The new Coety Primary School in Parc Derwen is close to completion and due to open in November 2015, but questions remained over what would happen to the old Coety Primary site at Heol y Ysgol.

The site itself is, as you might expect, quite small as it’s in a rural setting. It includes the Victorian main school building (which isn’t listed), other school buildings and a sizable playing field – adjacent to a public playing field/football pitch near the grounds of Coity Castle. The school playing field is significantly larger than the public one.

A design brief for the site was prepared for Bridgend Council (BCBC) in March 2015 by Barton Willmore (pdf). The brief says the school playing field falls outside the settlement boundary of Coity and is considered open countryside. According to BCBC’s own planning guidance, a countryside designation means development must be “strictly controlled” and is restricted to certain uses like agricultural businesses. It therefore can’t be developed unless it meets an exemption.

Two indicative layouts for the site were drafted for the design brief – one which retains the original school building (5 homes) and one which involves demolishing the building (7 homes).

On July 8th, two behind closed doors extraordinary meetings were held by BCBC’s cabinet and full council respectively to discuss the future of the Coety Primary site. Holding the meetings in closed session raised my suspicions immediately as it tends to be a rare occurrence in Bridgend but, of course, there’s little anyone can do to find out details once a meeting’s exempted.

The justification for holding the meetings behind closed doors is that it dealt with financial interests of the authority (a school) and it was decided that it was in the public interest not to disclose the information (if you want me to be specific: Paragraph 14 of Part 4 and Paragraph 21 of Schedule 12A of the Local Government Act 1972).

It was only last week that the reason for the private meetings became clear in the Glamorgan Gazette, with Bridgend Council approving a sell-off of both the main school site and the playing field to an unnamed developer. To comply with Bridgend’s planning guidance on countryside development, the school playing field is set to be used as a private paddock by two of the proposed homes (presumably to boost the value of the new homes in order to make the development economical).

A sell-off of the school should’ve been expected and as a small development I doubt it would be controversial; but neither of the indicative housing layouts in the design brief included the school playing field.

Quite understandably, local residents aren’t pleased. Coity Higher Community Council would prefer to buy the field and merge it with the public playing fields to create a regulation-sized sports pitch. The current public playing field is far too small to host even Sunday league games.

Cllr. Ella Dodd (Ind, Coity) is quoted in the Gazette as saying, “This council (BCBC) had an opportunity to make a real difference, but has decided to forfeit the chance to make a positive impact on the village”, with the school playing field set to become large gardens. The decision has also been made without any consultation.

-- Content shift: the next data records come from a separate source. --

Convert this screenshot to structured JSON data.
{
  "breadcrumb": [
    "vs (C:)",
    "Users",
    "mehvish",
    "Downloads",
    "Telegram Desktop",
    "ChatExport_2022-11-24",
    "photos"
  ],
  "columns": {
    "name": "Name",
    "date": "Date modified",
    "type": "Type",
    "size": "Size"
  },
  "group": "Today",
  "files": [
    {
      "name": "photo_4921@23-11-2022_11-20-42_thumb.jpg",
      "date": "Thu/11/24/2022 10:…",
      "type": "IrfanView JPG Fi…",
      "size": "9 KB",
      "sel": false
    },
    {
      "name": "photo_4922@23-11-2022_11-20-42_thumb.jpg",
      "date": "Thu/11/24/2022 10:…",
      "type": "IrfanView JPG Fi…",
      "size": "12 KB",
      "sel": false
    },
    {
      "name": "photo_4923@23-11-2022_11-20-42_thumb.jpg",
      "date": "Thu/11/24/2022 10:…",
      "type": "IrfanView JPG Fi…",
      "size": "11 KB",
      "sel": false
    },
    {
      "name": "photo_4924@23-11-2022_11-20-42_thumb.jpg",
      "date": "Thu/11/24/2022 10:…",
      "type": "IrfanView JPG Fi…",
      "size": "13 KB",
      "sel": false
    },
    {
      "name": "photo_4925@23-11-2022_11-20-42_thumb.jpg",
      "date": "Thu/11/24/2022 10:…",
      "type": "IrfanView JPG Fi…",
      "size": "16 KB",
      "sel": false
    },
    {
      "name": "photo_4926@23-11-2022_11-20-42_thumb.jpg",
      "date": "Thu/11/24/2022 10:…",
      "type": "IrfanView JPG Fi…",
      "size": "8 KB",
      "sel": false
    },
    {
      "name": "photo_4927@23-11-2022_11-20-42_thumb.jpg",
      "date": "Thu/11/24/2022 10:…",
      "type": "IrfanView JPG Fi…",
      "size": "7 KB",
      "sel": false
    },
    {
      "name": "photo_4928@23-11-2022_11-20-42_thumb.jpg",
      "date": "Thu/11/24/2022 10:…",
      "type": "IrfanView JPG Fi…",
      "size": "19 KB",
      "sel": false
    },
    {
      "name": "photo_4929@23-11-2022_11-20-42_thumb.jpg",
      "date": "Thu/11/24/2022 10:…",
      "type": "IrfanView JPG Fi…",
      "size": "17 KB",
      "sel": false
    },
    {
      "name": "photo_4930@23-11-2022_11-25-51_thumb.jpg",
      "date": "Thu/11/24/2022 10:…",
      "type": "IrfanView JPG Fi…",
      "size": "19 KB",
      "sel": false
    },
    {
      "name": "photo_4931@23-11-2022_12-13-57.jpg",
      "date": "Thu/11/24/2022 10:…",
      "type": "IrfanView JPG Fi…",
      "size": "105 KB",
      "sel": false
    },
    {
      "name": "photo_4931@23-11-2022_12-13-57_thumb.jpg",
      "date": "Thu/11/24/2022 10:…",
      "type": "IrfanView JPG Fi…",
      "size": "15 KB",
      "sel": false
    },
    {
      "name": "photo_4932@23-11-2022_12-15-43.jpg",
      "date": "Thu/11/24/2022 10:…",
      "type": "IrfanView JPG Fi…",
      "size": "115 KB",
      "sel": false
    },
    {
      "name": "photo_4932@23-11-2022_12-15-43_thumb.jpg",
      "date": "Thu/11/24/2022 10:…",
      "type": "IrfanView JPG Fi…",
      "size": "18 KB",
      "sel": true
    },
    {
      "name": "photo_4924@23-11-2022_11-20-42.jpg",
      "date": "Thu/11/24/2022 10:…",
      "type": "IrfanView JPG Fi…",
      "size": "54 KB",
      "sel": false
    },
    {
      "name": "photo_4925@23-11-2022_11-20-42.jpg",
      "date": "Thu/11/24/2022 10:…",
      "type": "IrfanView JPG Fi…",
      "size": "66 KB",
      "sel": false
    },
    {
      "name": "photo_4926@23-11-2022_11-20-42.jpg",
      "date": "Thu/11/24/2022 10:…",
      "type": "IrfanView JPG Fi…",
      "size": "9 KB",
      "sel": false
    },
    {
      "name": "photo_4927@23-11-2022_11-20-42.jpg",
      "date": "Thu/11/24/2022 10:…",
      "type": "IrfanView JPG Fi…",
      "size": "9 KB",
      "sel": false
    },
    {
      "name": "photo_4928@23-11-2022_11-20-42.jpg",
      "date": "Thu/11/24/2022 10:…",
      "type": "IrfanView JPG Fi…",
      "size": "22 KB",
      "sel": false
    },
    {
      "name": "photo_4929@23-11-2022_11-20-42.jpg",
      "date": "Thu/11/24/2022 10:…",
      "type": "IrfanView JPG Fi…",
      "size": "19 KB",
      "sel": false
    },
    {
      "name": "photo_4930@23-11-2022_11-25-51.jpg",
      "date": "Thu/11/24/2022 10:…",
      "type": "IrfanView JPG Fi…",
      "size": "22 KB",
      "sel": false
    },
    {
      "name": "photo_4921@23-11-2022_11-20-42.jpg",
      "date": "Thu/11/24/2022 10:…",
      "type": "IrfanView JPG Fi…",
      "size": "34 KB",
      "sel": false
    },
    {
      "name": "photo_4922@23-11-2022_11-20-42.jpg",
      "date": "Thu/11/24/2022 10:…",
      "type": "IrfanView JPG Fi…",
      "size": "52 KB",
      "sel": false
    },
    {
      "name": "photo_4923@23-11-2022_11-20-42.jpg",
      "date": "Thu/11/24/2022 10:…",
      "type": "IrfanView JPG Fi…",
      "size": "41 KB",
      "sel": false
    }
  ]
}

I’m disappointed, but not surprised, that a touch of Carmarthenshire has come to Bridgend. We know how fond that particular local authority is to use “commercial confidentiality” to exempt items on meeting agendas from publication or public scrutiny.

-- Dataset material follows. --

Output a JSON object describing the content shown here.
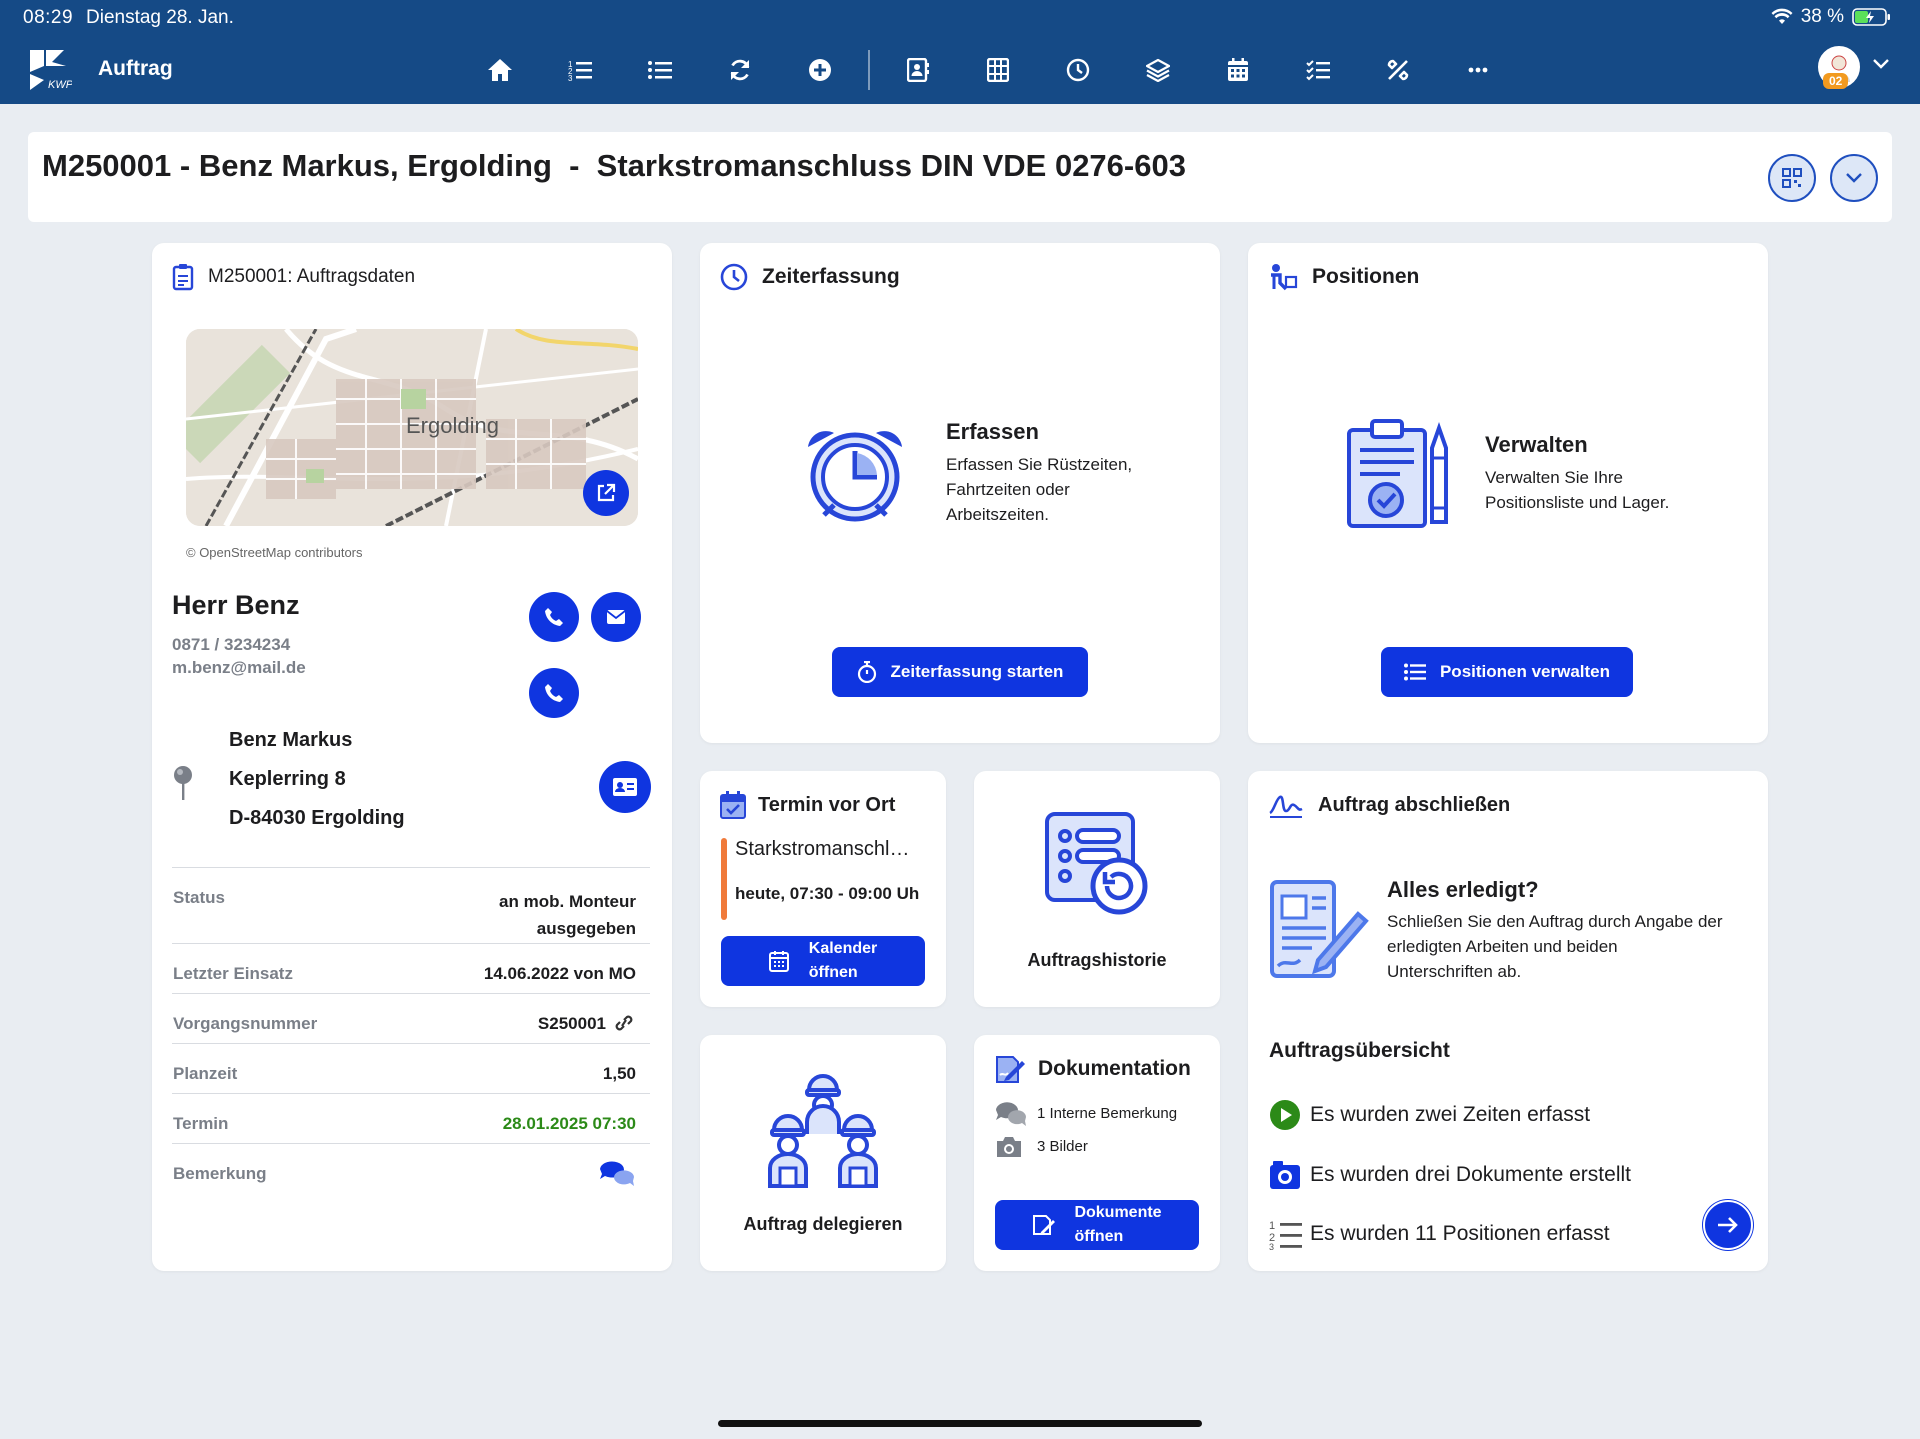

Although Parc Derwen will involve the creation of a large playing field as part of the new school development, the development as a whole was sold to Coity residents on the understanding that a buffer would be maintained between the two communities, meaning Coity would retain services that would otherwise be centralised in Parc Derwen (shops, playgrounds etc.)

In the end, BCBC have put horses and property speculation before the needs of the local community and have partially broken the promises they made, along with the Welsh Government (Parc Derwen was originally a WDA-led development), when Parc Derwen was proposed.

This might not sound like the most important issue in the world but it crosses several themes : community asset transfer, transparency in local government decision-making, promoting physical activity and the sell-off of playing fields itself.

It’s not just happening in Bridgend either. There’s a high profile case involving the sell off of playing fields at Pontarddulais Primary School on the outskirts of Swansea for housing, while other playing fields in Swansea are also targeted for development.

Last year, the Welsh Government drafted regulations – part of a law introduced by former Plaid Cymru AM, Dai Lloyd – which requires local authorities to consult with communities for at least 6 weeks when disposing of/selling off playing fields which are used by the public for sport.

Coity Primary School’s playing fields are used by the school for sport, but not the public which may provide BCBC with a loophole. If villagers do use the playing fields for recreational purposes then that might change things. School playing fields aren’t subject to the regulations if there’s been a consultation on a school merger or closure as set out within the School Standards & Organisation Act 2013. In all other cases, the playing field regulations apply (or that’s how I read it – p4-5 pdf)

The regulations were introduced too late for Pontarddulais, but were approved in June and will come into force on 1st October 2015 (when the old Coety Primary will still be open). That might be too late for Coity as well, but it could be an avenue worth exploring by the Community Council if no planning application for the site is submitted before that date.